Monday, June 30, 2008

Why I Find Konrad Glogowski Completely Unreadable

If you were to come up with a list of the five most important ideas for K-12 teachers of English to arise in the past 50 years, I think most people with some knowledge of the discipline would cite the basic premise of the Writing Project: that teachers of writing should write and engage their students in their own writing. Or maybe nobody believes that anymore, or maybe I'm just wrong, but I've always taken that as a foundational concept since the 70's. Whether or not English teachers do it, they certainly talk about it periodically or did as of 10 years ago.

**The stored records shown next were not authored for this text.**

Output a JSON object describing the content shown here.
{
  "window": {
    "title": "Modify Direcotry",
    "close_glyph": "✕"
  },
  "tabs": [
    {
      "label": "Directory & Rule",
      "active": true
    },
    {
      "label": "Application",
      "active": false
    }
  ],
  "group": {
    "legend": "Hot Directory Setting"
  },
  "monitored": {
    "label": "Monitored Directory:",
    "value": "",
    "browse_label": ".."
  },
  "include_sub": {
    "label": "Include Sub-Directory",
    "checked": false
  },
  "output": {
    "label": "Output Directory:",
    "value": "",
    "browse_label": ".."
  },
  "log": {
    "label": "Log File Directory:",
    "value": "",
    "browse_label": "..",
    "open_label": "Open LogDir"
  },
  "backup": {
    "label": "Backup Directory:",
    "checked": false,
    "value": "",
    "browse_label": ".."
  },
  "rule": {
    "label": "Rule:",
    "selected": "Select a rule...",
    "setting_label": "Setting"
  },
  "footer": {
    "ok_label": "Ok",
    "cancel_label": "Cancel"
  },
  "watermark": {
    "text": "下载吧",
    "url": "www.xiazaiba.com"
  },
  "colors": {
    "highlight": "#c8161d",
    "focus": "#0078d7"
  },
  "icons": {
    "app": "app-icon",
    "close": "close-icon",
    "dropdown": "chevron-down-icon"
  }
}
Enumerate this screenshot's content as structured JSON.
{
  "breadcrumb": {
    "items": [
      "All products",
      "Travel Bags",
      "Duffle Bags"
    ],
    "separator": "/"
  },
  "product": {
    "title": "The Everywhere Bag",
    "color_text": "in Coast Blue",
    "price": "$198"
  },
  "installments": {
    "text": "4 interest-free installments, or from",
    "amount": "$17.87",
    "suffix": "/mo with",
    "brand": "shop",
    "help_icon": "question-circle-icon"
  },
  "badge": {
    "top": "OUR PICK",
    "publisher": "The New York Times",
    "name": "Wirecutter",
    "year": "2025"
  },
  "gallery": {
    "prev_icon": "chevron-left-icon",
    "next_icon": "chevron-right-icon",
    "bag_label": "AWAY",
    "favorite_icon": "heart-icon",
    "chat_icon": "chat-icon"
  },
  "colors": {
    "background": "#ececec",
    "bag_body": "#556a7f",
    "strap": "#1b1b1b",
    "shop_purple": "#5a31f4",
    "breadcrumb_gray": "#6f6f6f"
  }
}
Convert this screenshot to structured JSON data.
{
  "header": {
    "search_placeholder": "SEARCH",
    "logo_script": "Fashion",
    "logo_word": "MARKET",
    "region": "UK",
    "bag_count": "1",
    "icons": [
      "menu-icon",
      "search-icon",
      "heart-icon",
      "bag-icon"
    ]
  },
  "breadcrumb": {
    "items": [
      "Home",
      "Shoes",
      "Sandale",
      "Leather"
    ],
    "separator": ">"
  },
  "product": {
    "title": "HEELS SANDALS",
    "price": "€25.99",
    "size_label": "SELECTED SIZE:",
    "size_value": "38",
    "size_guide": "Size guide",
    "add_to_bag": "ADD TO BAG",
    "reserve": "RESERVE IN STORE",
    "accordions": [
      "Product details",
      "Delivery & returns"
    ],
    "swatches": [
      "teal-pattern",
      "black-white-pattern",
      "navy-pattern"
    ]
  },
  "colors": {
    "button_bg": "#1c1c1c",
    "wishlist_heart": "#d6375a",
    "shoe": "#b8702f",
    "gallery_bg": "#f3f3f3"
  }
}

So I can't read Konrad's blog because he constantly does things like this, which is a post on a nice project which essentially uses some new technology to make a nice little multimedia project (of the type that people have been doing since the 70's) easier and includes the WP teacher as author/peer angle. It is a perfectly fine assignment, but as a blog post, it drives me nuts because I don't want the high level Dewey quote and then the "look at the cool idea I pulled out of the blue." If you understand the discipline of teaching English, you cite the obvious practical precedents and precursors, it doesn't diminish the originality or success of the execution or the novelty of the technologies employed. If you don't know the obvious precedents and precursors, you've got a big hole in your knowledge, which I could deal perhaps if the overall presentation was less pretentious. Konrad seems well versed enough that he should know all this, so I figure he's leaving it out on purpose, and then I have to figure out why, and it really just isn't worth my time.